Reform MP Sarah Pochin's comments about adverts were 'racist', Wes Streeting says

Sam FrancisPolitical reporter

PA Media Reform MP Sarah Pochin wearing a sleeveless grey textured top, standing indoors against a dark blurred background with soft lightingPA Media

Health Secretary Wes Streeting has criticised Reform MP Sarah Pochin for what he called “racist” language after she complained about adverts being “full of black people, full of Asian people”.

The Runcorn and Helsby MP apologised for her remarks, which were made during a TalkTV phone-in on Saturday, saying they were “phrased poorly” but maintained that many adverts were “unrepresentative of British society”.

Speaking on Sunday with Laura Kuenssberg, Streeting claimed Pochin had only said sorry “because she’s been caught and called out”.

BBC News has contacted Reform to ask the party and Pochin for a response.

The Liberal Democrats called on Reform UK leader Nigel Farage to suspend Pochin from the party.

The row erupted after Pochin said she agreed with a caller on TalkTV who complained about the “demographics” of advertising.

Pochin said the viewer was “absolutely right” and “it drives me mad when I see adverts full of black people, full of Asian people”.

She said “it doesn’t reflect our society” and “your average white person, average white family” is not “represented anymore”.

Pochin blamed the situation on the “woke liberati” in the “arty-farty world”.

“It might be fine inside the M25, but it’s definitely not representative of the rest of the country,” she said.

In a social media post later on Saturday, Pochin said her comments “were phrased poorly and I unreservedly apologise for any offence caused, which was not my intention”.

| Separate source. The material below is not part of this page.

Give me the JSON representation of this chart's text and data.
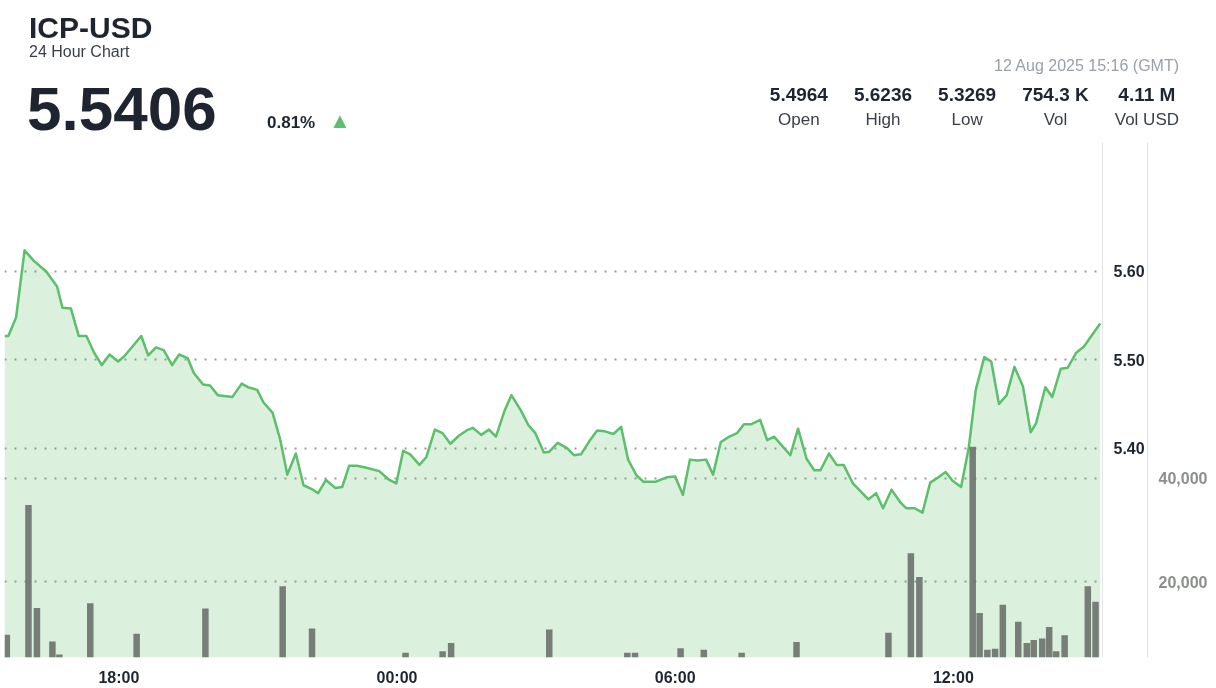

She said she was intending to say the advertising industry had gone “DEI [diversity, equity and inclusion] mad” and were now “unrepresentative of British society as a whole”.

In her statement, Pochin cited a Channel 4 study which found that the proportion of adverts featuring black people jumped after the rise of the Black Lives Matter movement, from 37% in 2020 to 51% in 2022.

“Representation should reflect the diversity of modern Britain, but it should also be proportionate and inclusive of everyone,” she said.

Streeting rejected her apology, saying she was “only sorry because she was caught and called out and said the quiet bit out loud”.

Asked about Pochin’s comments, Streeting said: “What she said was a disgrace, I think it was racist.

“What we have seen is a return of 1970s and 1980s-style racism I thought we had left in the history books.

“The only way we are going to defeat this racism is to call it out and confront it for what it is.”

He accused Reform of failing to speak for the whole country, saying: “They think our flag only belongs to some of us who look like me, not all of us who built this country and built its success.”

Streeting also condemned Nigel Farage’s lack of public comment about Pochin, accusing him of “deafening silence”.

Pochin was previously criticised by then party chairman Zia Yusuf for suggesting a ban on the burka during a speech in Parliament.

Responding to her comments on Sunday, Yusuf – who is now the party’s head of policy – said Pochin was “right to apologise” but said she was raising “a very valid point we must be able to talk about”.

Speaking on Sky News, he said Pochin was “a lovely person” and her point had been “statistically borne out by a Channel 4 study”.

Asked about her comments, Conservative shadow home secretary Chris Philp said he would not “call her racist” and said “there are legitimate concerns the public have about mass migration that need to be addressed”.

“It’s certainly not language that I would use and I don’t think politicians should speak in those terms,” he added.

The Liberal Democrats have called on Farage to withdraw the whip from Pochin over her comments and called criticised Philp for “refusing to call out blatant racism for what it is”.

Party spokesman Max Wilkinson said: “Nigel Farage keeps insisting that racism has no place in his party.

“Now is his chance to prove it – he must withdraw the whip or concede that Reform tolerates blatant racism.”